刚躺下没多久,岁行听见急促的敲门声,他咬了下舌尖,意识清醒些了才轻声说,“外卖吗?放门口就好。”
谁料他刚说完,门外敲得更起劲了。
岁行无奈从床上撑着坐起来,身体敏感得超乎他想象,光是做完这个动作,眼眶便红了一圈,盛不住的眼泪滴落在被单上。
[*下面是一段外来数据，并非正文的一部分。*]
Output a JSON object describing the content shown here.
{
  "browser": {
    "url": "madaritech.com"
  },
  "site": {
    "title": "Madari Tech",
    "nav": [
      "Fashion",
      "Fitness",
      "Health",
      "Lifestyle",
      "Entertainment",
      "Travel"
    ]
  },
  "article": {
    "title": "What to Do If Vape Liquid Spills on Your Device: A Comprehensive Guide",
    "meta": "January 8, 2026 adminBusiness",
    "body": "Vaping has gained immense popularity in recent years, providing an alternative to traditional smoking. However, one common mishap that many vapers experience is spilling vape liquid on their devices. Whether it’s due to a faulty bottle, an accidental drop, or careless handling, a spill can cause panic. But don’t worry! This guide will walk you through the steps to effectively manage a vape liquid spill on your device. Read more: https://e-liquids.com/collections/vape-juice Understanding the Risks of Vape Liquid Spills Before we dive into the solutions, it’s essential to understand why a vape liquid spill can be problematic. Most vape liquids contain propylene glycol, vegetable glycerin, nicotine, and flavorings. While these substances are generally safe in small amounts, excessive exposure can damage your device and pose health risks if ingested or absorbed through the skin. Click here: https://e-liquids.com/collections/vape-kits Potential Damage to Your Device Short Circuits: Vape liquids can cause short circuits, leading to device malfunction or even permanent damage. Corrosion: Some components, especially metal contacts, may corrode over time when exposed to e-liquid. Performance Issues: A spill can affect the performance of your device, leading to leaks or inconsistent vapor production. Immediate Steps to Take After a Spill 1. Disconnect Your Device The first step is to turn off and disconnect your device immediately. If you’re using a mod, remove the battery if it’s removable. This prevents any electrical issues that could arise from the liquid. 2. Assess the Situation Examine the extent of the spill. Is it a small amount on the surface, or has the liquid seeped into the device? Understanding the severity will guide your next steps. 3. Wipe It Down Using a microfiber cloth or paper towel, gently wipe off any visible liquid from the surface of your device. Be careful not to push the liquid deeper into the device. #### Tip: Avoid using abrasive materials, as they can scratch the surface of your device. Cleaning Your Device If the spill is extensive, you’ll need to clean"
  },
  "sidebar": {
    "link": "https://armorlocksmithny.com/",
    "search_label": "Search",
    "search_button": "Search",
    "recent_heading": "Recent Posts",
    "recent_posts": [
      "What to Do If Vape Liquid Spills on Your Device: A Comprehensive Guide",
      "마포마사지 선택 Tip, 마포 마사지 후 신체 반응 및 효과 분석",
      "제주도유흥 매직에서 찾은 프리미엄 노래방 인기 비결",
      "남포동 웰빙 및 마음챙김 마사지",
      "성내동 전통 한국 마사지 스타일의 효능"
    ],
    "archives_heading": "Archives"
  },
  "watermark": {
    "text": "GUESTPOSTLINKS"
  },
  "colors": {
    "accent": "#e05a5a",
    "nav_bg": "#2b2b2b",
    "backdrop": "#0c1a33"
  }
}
看着自己与门的距离,岁行有点绝望,偏偏这敲门声不停了。
终于,在岁行忍受不了要下床前,门被打开。
他并不能直接看到房门,但能由声音辨别,门外至少不止一人。
“你哪来的房卡?”
“滚。”
“你想干什么?让我进去……”
两人似乎还在吵架。
不过很快,门又被关上,争吵声隔绝门外。
房间传来逐渐靠近的脚步声,岁行心里一咯噔,还有谁能有他房卡?
厌恶又不自觉被对方信息素吸引的滋味并不好受,岁行胃里一阵翻涌,他捂着嘴准备进卫生间之前,抬头看见了来人。
顾执冷静地叙述:“你到发情期了。”
但他眼里却看不出一丝一毫的冷静,周身散发出平静的疯感。
岁行被他眼神吓了一跳,手也放了下来,他无助地看着对方,光是一个眼神就让顾执忘记他早上做出的决定。